Abstract

It is not uncommon to hear from the academics that standards of English studies have drastically deteriorated over the period of time. One of the causal factors normally attributed to this decline in standards is students’ incapacity and incapability to read and appreciate literary texts. But one should not conveniently overlook the fact that English studies in India is made available only through academic institutions where teachers and pedagogy play a vital role in benchmarking and sustaining standards. Here prevails the pedagogic pandemonium first in the minds of literary academics who themselves face the linguistic handicap of English as a second language. They cannot equate themselves as much with native teachers of English literature as teachers of regional literatures in India. Ironically, for a majority of English literature students at all levels, English is still a foreign language. Hence, while English literature teachers face a single disadvantage of using English as a second language, English literature students confront doubt disadvantages: English as a foreign language and they have no competence in it.
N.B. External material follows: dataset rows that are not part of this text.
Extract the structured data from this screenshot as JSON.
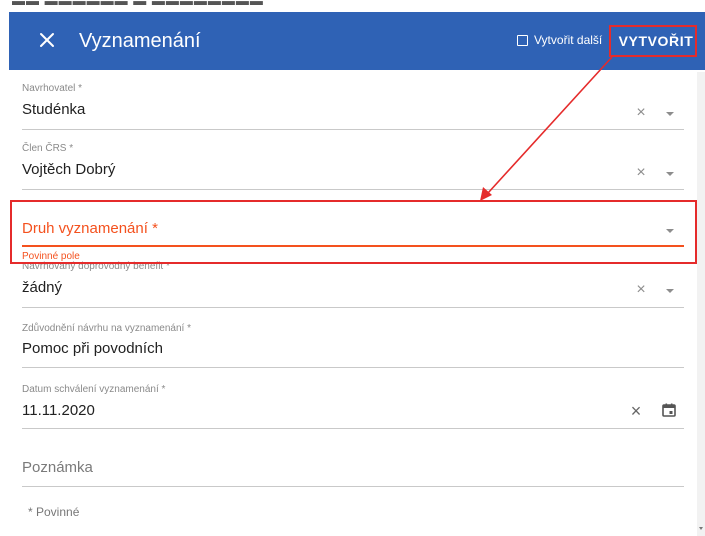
{
  "dialog": {
    "title": "Vyznamenání",
    "create_another_label": "Vytvořit další",
    "create_label": "VYTVOŘIT"
  },
  "fields": {
    "proposer": {
      "label": "Navrhovatel *",
      "value": "Studénka"
    },
    "member": {
      "label": "Člen ČRS *",
      "value": "Vojtěch Dobrý"
    },
    "award_type": {
      "label": "Druh vyznamenání *",
      "error": "Povinné pole"
    },
    "benefit": {
      "label": "Navrhovaný doprovodný benefit *",
      "value": "žádný"
    },
    "justification": {
      "label": "Zdůvodnění návrhu na vyznamenání *",
      "value": "Pomoc při povodních"
    },
    "approval_date": {
      "label": "Datum schválení vyznamenání *",
      "value": "11.11.2020"
    },
    "note": {
      "placeholder": "Poznámka"
    }
  },
  "footer": {
    "required_note": "* Povinné"
  },
  "colors": {
    "appbar": "#2f62b5",
    "error": "#f4511e",
    "highlight": "#e52b2b"
  },
  "icons": {
    "close": "close-icon",
    "clear": "clear-icon",
    "dropdown": "chevron-down-icon",
    "calendar": "calendar-icon",
    "checkbox": "checkbox-icon"
  }
}
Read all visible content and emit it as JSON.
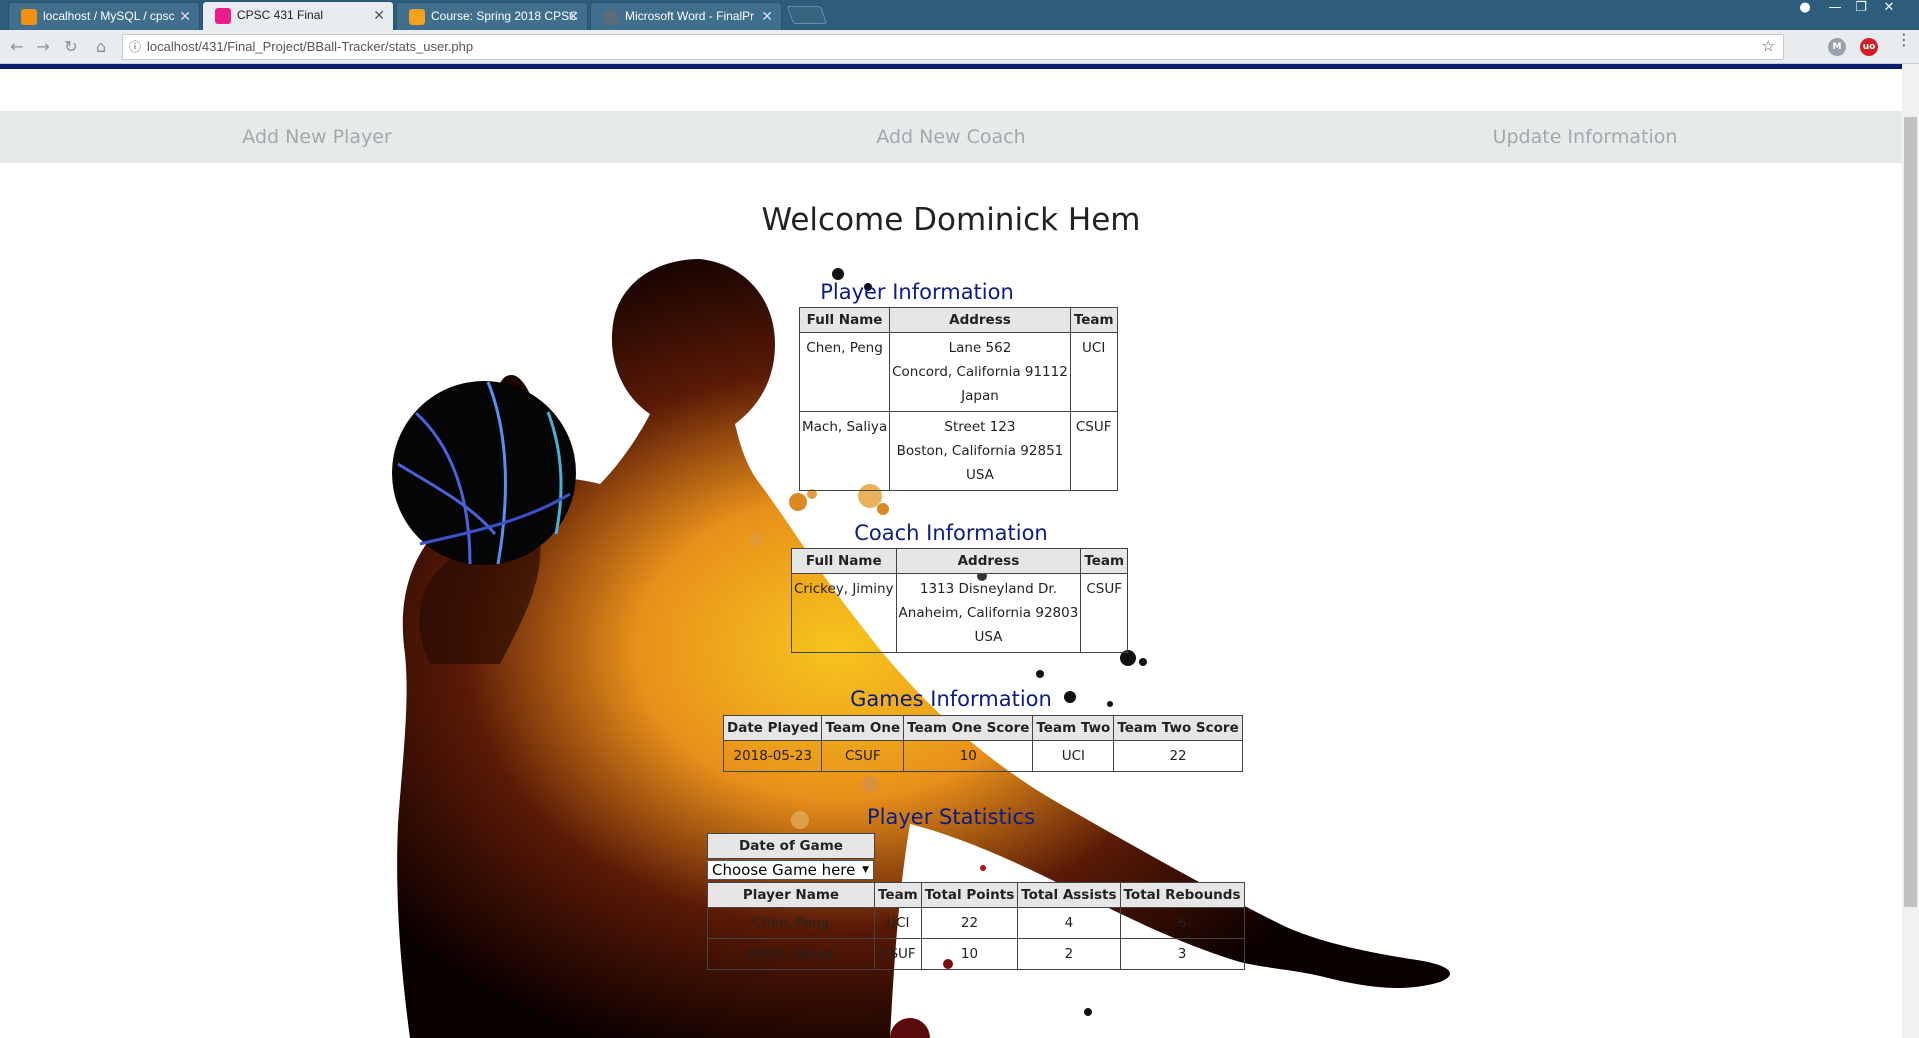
{
  "browser": {
    "tabs": [
      {
        "title": "localhost / MySQL / cpsc",
        "favicon_color": "#f29111"
      },
      {
        "title": "CPSC 431 Final",
        "favicon_color": "#e91e8c"
      },
      {
        "title": "Course: Spring 2018 CPSC",
        "favicon_color": "#f7a21b"
      },
      {
        "title": "Microsoft Word - FinalPr",
        "favicon_color": "#5c6b7a"
      }
    ],
    "url": "localhost/431/Final_Project/BBall-Tracker/stats_user.php",
    "close_glyph": "✕",
    "nav_glyphs": {
      "back": "←",
      "forward": "→",
      "reload": "↻",
      "home": "⌂"
    },
    "star_glyph": "☆",
    "info_glyph": "ⓘ",
    "ext1_label": "M",
    "ext2_label": "uo"
  },
  "nav": {
    "add_player": "Add New Player",
    "add_coach": "Add New Coach",
    "update_info": "Update Information"
  },
  "welcome": "Welcome Dominick Hem",
  "players": {
    "title": "Player Information",
    "headers": [
      "Full Name",
      "Address",
      "Team"
    ],
    "rows": [
      {
        "name": "Chen, Peng",
        "street": "Lane 562",
        "city": "Concord, California 91112",
        "country": "Japan",
        "team": "UCI"
      },
      {
        "name": "Mach, Saliya",
        "street": "Street 123",
        "city": "Boston, California 92851",
        "country": "USA",
        "team": "CSUF"
      }
    ]
  },
  "coaches": {
    "title": "Coach Information",
    "headers": [
      "Full Name",
      "Address",
      "Team"
    ],
    "rows": [
      {
        "name": "Crickey, Jiminy",
        "street": "1313 Disneyland Dr.",
        "city": "Anaheim, California 92803",
        "country": "USA",
        "team": "CSUF"
      }
    ]
  },
  "games": {
    "title": "Games Information",
    "headers": [
      "Date Played",
      "Team One",
      "Team One Score",
      "Team Two",
      "Team Two Score"
    ],
    "rows": [
      {
        "date": "2018-05-23",
        "team_one": "CSUF",
        "team_one_score": "10",
        "team_two": "UCI",
        "team_two_score": "22"
      }
    ]
  },
  "stats": {
    "title": "Player Statistics",
    "date_header": "Date of Game",
    "select_value": "Choose Game here",
    "headers": [
      "Player Name",
      "Team",
      "Total Points",
      "Total Assists",
      "Total Rebounds"
    ],
    "rows": [
      {
        "name": "Chen, Peng",
        "team": "UCI",
        "points": "22",
        "assists": "4",
        "rebounds": "6"
      },
      {
        "name": "Mach, Saliya",
        "team": "CSUF",
        "points": "10",
        "assists": "2",
        "rebounds": "3"
      }
    ]
  },
  "colors": {
    "title_blue": "#0b1d80",
    "nav_bg": "#e7eaea",
    "nav_text": "#a2a9ab",
    "top_line": "#0a1e6e"
  }
}
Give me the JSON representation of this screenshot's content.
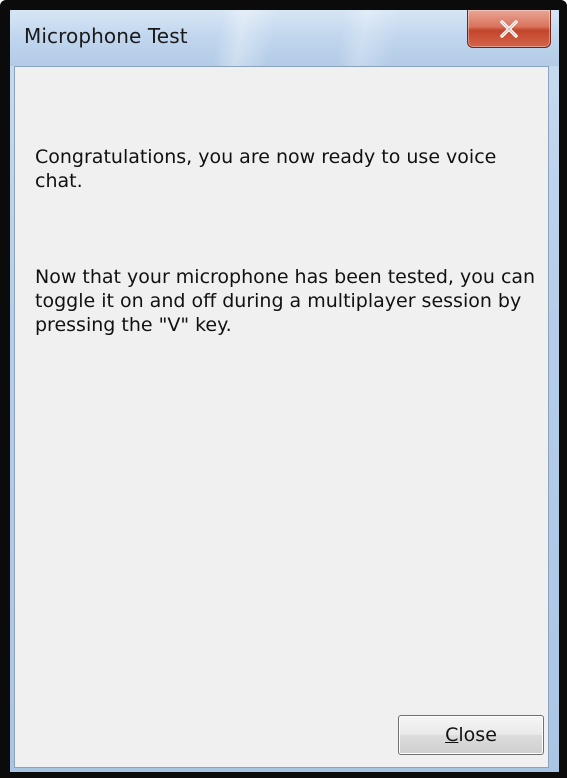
{
  "window": {
    "title": "Microphone Test",
    "close_icon": "close-x-icon"
  },
  "message": {
    "paragraph1": "Congratulations, you are now ready to use voice chat.",
    "paragraph2": "Now that your microphone has been tested, you can toggle it on and off during a multiplayer session by pressing the \"V\" key."
  },
  "buttons": {
    "close_mnemonic": "C",
    "close_rest": "lose"
  },
  "colors": {
    "close_button_red": "#c2452b",
    "titlebar_blue": "#c2d7ee",
    "client_background": "#f0f0f0"
  }
}
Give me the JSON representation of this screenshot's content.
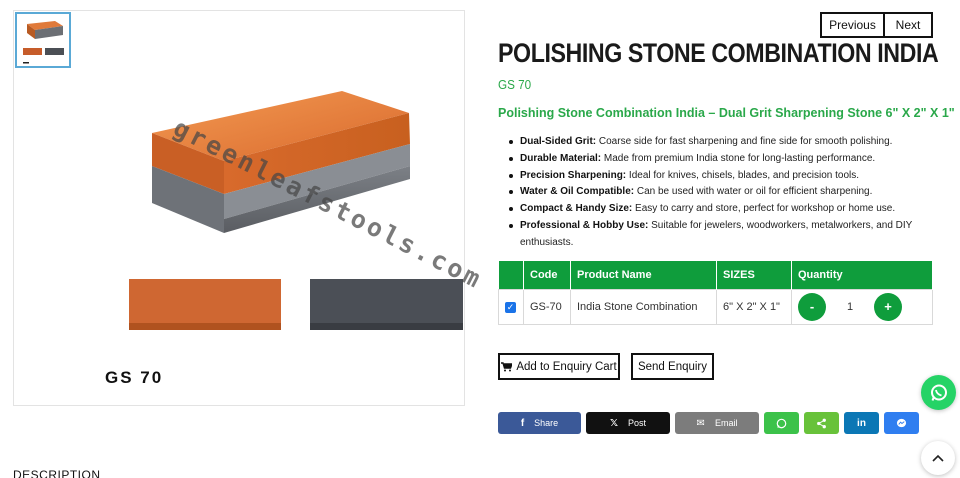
{
  "gallery": {
    "image_code": "GS 70",
    "watermark": "greenleafstools.com"
  },
  "nav": {
    "previous": "Previous",
    "next": "Next"
  },
  "product": {
    "title": "POLISHING STONE COMBINATION INDIA",
    "sku": "GS 70",
    "subtitle": "Polishing Stone Combination India – Dual Grit Sharpening Stone 6\" X 2\" X 1\"",
    "features": [
      {
        "label": "Dual-Sided Grit:",
        "text": " Coarse side for fast sharpening and fine side for smooth polishing."
      },
      {
        "label": "Durable Material:",
        "text": " Made from premium India stone for long-lasting performance."
      },
      {
        "label": "Precision Sharpening:",
        "text": " Ideal for knives, chisels, blades, and precision tools."
      },
      {
        "label": "Water & Oil Compatible:",
        "text": " Can be used with water or oil for efficient sharpening."
      },
      {
        "label": "Compact & Handy Size:",
        "text": " Easy to carry and store, perfect for workshop or home use."
      },
      {
        "label": "Professional & Hobby Use:",
        "text": " Suitable for jewelers, woodworkers, metalworkers, and DIY enthusiasts."
      }
    ]
  },
  "table": {
    "headers": {
      "code": "Code",
      "name": "Product Name",
      "sizes": "SIZES",
      "quantity": "Quantity"
    },
    "row": {
      "checked": true,
      "code": "GS-70",
      "name": "India Stone Combination",
      "size": "6\" X 2\" X 1\"",
      "minus": "-",
      "quantity": "1",
      "plus": "+"
    }
  },
  "actions": {
    "add_cart": "Add to Enquiry Cart",
    "send": "Send Enquiry"
  },
  "share": {
    "facebook": "Share",
    "x": "Post",
    "email": "Email"
  },
  "footer": {
    "description_tab": "DESCRIPTION"
  },
  "colors": {
    "brand_green": "#0f9d3c",
    "accent_green": "#2aa84a",
    "facebook": "#3b5998",
    "whatsapp": "#25d366"
  }
}
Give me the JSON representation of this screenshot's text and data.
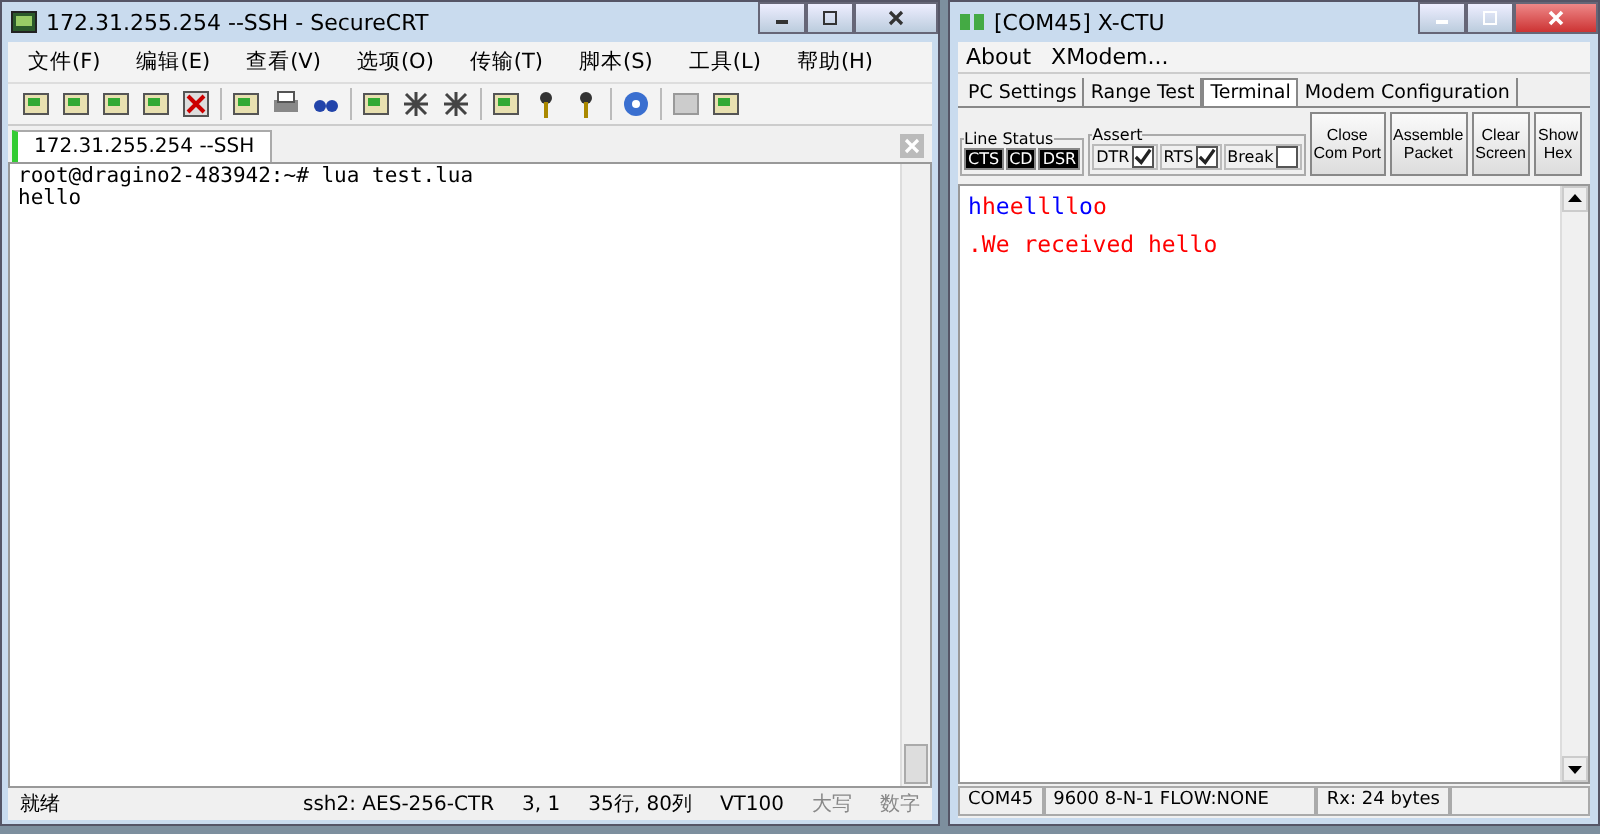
{
  "left_window": {
    "title": "172.31.255.254 --SSH - SecureCRT",
    "menu": [
      "文件(F)",
      "编辑(E)",
      "查看(V)",
      "选项(O)",
      "传输(T)",
      "脚本(S)",
      "工具(L)",
      "帮助(H)"
    ],
    "tabs": [
      {
        "label": "172.31.255.254 --SSH",
        "selected": true
      }
    ],
    "terminal_lines": [
      "root@dragino2-483942:~# lua test.lua",
      "hello"
    ],
    "status_bar": [
      "就绪",
      "ssh2: AES-256-CTR",
      "3,  1",
      "35行, 80列",
      "VT100",
      "大写",
      "数字"
    ]
  },
  "right_window": {
    "title": "[COM45] X-CTU",
    "menu": [
      "About",
      "XModem..."
    ],
    "tabs": [
      {
        "label": "PC Settings",
        "selected": false
      },
      {
        "label": "Range Test",
        "selected": false
      },
      {
        "label": "Terminal",
        "selected": true
      },
      {
        "label": "Modem Configuration",
        "selected": false
      }
    ],
    "line_status": {
      "title": "Line Status",
      "indicators": [
        "CTS",
        "CD",
        "DSR"
      ]
    },
    "assert": {
      "title": "Assert",
      "options": [
        {
          "label": "DTR",
          "checked": true
        },
        {
          "label": "RTS",
          "checked": true
        },
        {
          "label": "Break",
          "checked": false
        }
      ]
    },
    "buttons": [
      [
        "Close",
        "Com Port"
      ],
      [
        "Assemble",
        "Packet"
      ],
      [
        "Clear",
        "Screen"
      ],
      [
        "Show",
        "Hex"
      ]
    ],
    "terminal_lines": [
      [
        {
          "text": "h",
          "color": "#0000ff"
        },
        {
          "text": "h",
          "color": "#ff0000"
        },
        {
          "text": "e",
          "color": "#0000ff"
        },
        {
          "text": "e",
          "color": "#ff0000"
        },
        {
          "text": "l",
          "color": "#0000ff"
        },
        {
          "text": "l",
          "color": "#ff0000"
        },
        {
          "text": "l",
          "color": "#0000ff"
        },
        {
          "text": "l",
          "color": "#ff0000"
        },
        {
          "text": "o",
          "color": "#0000ff"
        },
        {
          "text": "o",
          "color": "#ff0000"
        }
      ],
      [
        {
          "text": ".We received hello",
          "color": "#ff0000"
        }
      ]
    ],
    "status_bar": [
      "COM45",
      "9600 8-N-1  FLOW:NONE",
      "Rx: 24 bytes"
    ]
  }
}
Hence, it is a silent conspiracy to exclude language study from literary study by way of emphasising the contents. Linguistic competence is the first and foremost requirement for acquiring literary competence. Both cannot be acquired simultaneously, but only successively. Analysis and appreciation of literary texts mercifully rests on language which provides the necessary matrix for the creation of literature. It is not justifiable and fair to level charges against students when they never ever get an opportunity to acquire literary competence for both aesthetic appreciations subjectively and cognitive comprehension objectively. Students, in fact, become victims of the ‘cell-prison’ status being internalized first by the academics and then accorded to ‘lang- lit’ components of aesthetic branch of human knowledge. This paper aims to examine the importance of language as a subject and as a medium in teaching of English literature, and it sets a working hypothesis that language is an equally important and indispensable tool for creation and consumption of literature.